Par Benoit Blanc
L’initiative du Centre [ex-PDC] «Pour des primes plus basses. Frein aux coûts de santé» est le deuxième objet portant sur l’assurance maladie soumis au vote le 9 juin prochain. Elle demande l’introduction d’un «frein aux coûts» de l’assurance obligatoire de soins (AOS) afin que ces derniers «évoluent conformément à l’économie nationale et aux salaires moyens». Une disposition transitoire précise ce qu’il faut entendre par là: si la hausse des coûts de l’assurance maladie par assuré est supérieure de 20% à l’augmentation des salaires nominaux et que les assureurs et les fournisseurs de prestations n’ont pas convenu des mesures contraignantes pour freiner cette évolution, alors la Confédération «prend en collaboration avec les cantons des mesures visant à faire baisser les coûts, qui produisent effet à partir de l’année suivante».

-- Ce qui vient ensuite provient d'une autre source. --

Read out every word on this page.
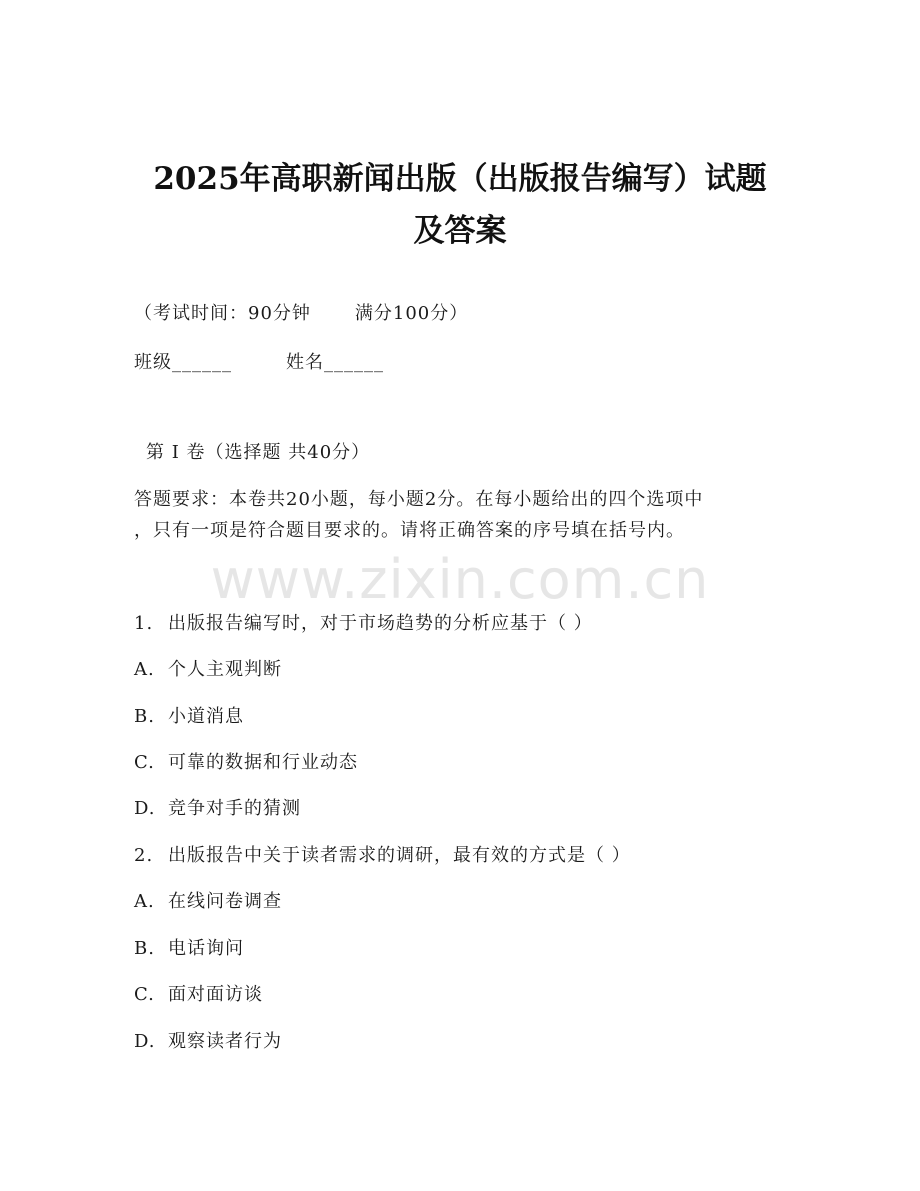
2025年高职新闻出版（出版报告编写）试题
及答案
（考试时间：90分钟 满分100分）
班级______	姓名______
第 I 卷（选择题 共40分）
答题要求：本卷共20小题，每小题2分。在每小题给出的四个选项中
，只有一项是符合题目要求的。请将正确答案的序号填在括号内。
www.zixin.com.cn
1. 出版报告编写时，对于市场趋势的分析应基于（ ）
A. 个人主观判断
B. 小道消息
C. 可靠的数据和行业动态
D. 竞争对手的猜测
2. 出版报告中关于读者需求的调研，最有效的方式是（ ）
A. 在线问卷调查
B. 电话询问
C. 面对面访谈
D. 观察读者行为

Une «initiative sympathique», pour Elisabeth Baume-Schneider
Un contre-projet indirect a été proposé par le Conseil fédéral et adopté par le Parlement. Il prévoit que le Conseil fédéral fixe, pour des périodes des quatre ans, des «objectifs en matière de coûts et de qualité pour les prestations». Les cantons pourront faire de même. Par ailleurs, une commission fédérale de monitorage des coûts et de la qualité est mise en place et elle peut formuler des recommandations.
En comparaison avec l’initiative du Centre, ce contre-projet ne contient pas de seuil fixé a priori à respecter, ni de mécanisme contraignant. La «qualité» a été ajoutée, pour faire bonne mesure.
L’idée de fond est cependant la même. La conseillère fédérale «socialiste» Elisabeth Baume-Schneider, qui a l’art d’aller à l’essentiel, le dit sans ambages: «l’initiative est certes sympathique, mais formulée de manière trop rigide»(Neue Zürcher Zeitung, 20.4.2024). Ou encore: «Je partage en partie l’objectif visé par Le Centre: on ne peut pas augmenter les prestations sans limite. Mais l’initiative est réductrice.»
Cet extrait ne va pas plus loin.